TDD: The Art of Failing First

Author

Hector C. Ortiz

Date Published

image of test suite results

TL;DR

I rediscovered an old project I built while learning TDD from a book, and each commit shows a tiny, isolated step of the TDD cycle. The post gives a quick breakdown of how functional tests capture the user’s journey end-to-end, while unit tests focus on the individual pieces of logic under the hood, together forming the backbone of Test-Driven Development.



Note: This post is based on the book Test-Driven Development with Python.

Heres a link to the repo incase you are interested.



While scrolling through my GitHub repositories the other day, I stumbled across a project I built a while back. I created it specifically to put TDD techniques into practice while I was learning them, and later used it for a presentation to the engineering team at Red Ventures. The cool thing is that, each commit is a tiny, isolated step in the TDD cycle, like digital breadcrumbs showing how the app evolved from absolutely nothing to “okay, this actually works.” I figured it would be useful to distill that experience into a quick blog post.


Functional Tests: The User’s Journey

First, let’s talk about functional tests (a.k.a. acceptance tests, end-to-end tests, or the tests that make you question your life choices when they fail). These tests tell a story, the journey of a user moving through your application.
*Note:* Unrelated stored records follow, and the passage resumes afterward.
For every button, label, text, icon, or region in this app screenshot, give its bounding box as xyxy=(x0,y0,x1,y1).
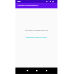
button[interactable]: Recent apps xyxy=(43,67,50,74)
staticText: BROWSE COLLECTION xyxy=(26,36,47,39)
button[interactable]: Back xyxy=(24,67,30,74)
staticText: 9:30 xyxy=(18,1,20,2)
button[interactable]: BROWSE COLLECTION xyxy=(25,36,48,40)
button[interactable]: Home xyxy=(34,67,40,74)
staticText: You have no saved items yet xyxy=(25,29,48,32)
staticText: Saved Collections xyxy=(18,3,38,6)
If you sit down with your product manager and have them walk you through a typical user session, from landing on the page to achieving a goal, that’s essentially what a functional test captures.


Functional tests make sure the entire flow works smoothly from start to finish. It’s also helpful to use comments to outline the user’s journey and assert each step along the way.
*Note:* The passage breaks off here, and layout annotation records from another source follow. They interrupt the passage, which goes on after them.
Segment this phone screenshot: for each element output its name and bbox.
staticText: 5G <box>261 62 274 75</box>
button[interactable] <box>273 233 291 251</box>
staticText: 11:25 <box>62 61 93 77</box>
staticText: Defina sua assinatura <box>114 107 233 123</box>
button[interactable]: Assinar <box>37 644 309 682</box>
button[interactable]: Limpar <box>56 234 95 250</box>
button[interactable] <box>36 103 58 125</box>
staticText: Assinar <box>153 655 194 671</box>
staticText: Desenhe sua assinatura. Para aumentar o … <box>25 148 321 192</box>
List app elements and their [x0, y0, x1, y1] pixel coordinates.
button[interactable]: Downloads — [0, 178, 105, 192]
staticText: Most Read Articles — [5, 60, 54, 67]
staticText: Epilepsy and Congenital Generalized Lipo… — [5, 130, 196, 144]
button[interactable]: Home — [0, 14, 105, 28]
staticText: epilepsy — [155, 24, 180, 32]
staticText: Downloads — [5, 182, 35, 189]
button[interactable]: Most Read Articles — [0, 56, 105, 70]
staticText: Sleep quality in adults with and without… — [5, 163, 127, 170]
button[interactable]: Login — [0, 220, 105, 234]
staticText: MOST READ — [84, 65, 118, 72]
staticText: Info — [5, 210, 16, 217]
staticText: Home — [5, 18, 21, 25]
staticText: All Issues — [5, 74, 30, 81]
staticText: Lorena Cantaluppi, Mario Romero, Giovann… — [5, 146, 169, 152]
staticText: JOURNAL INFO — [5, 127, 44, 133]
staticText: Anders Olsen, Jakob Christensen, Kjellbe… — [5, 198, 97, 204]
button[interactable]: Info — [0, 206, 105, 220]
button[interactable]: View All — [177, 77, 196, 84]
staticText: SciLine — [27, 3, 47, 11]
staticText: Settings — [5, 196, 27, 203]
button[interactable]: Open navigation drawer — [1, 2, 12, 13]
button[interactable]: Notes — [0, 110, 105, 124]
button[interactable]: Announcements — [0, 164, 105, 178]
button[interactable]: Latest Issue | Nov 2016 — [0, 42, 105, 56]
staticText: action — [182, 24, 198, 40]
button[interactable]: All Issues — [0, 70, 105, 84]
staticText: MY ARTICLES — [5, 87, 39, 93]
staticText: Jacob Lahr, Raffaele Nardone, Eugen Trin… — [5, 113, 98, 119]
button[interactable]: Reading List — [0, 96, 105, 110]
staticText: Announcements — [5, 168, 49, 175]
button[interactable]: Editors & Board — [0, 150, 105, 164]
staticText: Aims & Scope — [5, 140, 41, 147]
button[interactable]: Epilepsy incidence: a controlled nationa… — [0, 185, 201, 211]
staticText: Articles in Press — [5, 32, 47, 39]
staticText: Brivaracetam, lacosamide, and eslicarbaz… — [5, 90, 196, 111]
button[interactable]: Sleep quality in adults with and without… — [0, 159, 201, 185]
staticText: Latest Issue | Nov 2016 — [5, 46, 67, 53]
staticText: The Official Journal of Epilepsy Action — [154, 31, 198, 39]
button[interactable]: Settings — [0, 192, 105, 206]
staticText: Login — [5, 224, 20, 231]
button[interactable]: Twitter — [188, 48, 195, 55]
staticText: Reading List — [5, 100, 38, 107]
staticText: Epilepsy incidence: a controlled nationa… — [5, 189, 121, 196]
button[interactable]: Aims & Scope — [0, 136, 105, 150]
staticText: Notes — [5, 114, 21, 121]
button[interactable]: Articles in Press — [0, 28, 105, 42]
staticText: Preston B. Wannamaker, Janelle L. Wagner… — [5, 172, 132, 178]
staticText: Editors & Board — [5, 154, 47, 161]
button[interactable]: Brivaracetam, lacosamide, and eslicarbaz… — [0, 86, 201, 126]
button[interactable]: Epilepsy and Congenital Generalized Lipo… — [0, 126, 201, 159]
Screenshot of functional tests


Unit Tests: The Programmer’s View

Now let’s talk unit tests. While functional tests look at the app from the outside (the user’s perspective), unit tests examine it from the inside (the programmer’s perspective). They ensure each individual function, method, or class behaves exactly as intended.


If functional tests confirm the entire experience works, unit tests confirm the logic behind the scenes is solid. They’re your safety net as you build and refactor.


Sample of a unit test


Red, Green, Blue

So how do we put this into practice?


  1. Red: Write a functional test that describes what the user wants. It fails. Immediately. Spectacularly. This is fine, it's supposed to happen (you’re building character). Next, think through the code needed to satisfy that behavior and write one or more unit tests that define how the logic should work. Those will fail too, and that’s still exactly where you want to be.


  1. Green: Then write just enough application code to make the unit tests pass. Once they pass, rerun your functional test and get it passing too.


  1. Blue: Congratulations! You are now allowed to refactor. This is where you clean up the code, reorganize things, and make everything as elegant as you want. Thanks to your tests, you can refactor with confidence instead of fear-sweating.


In essence, functional tests drive development from a high level by focusing on the user experience, while unit tests guide development at a low level by ensuring each piece of logic is correct. In a follow-up post, I’ll be exploring how AI can fit into this workflow and how TDD practices evolve when paired with modern AI tools.


Final Thoughts

TDD is a discipline. It doesn’t always feel natural at first, mostly because humans like instant gratification, and TDD is the broccoli of development, healthy, long-term payoff, minimal dopamine.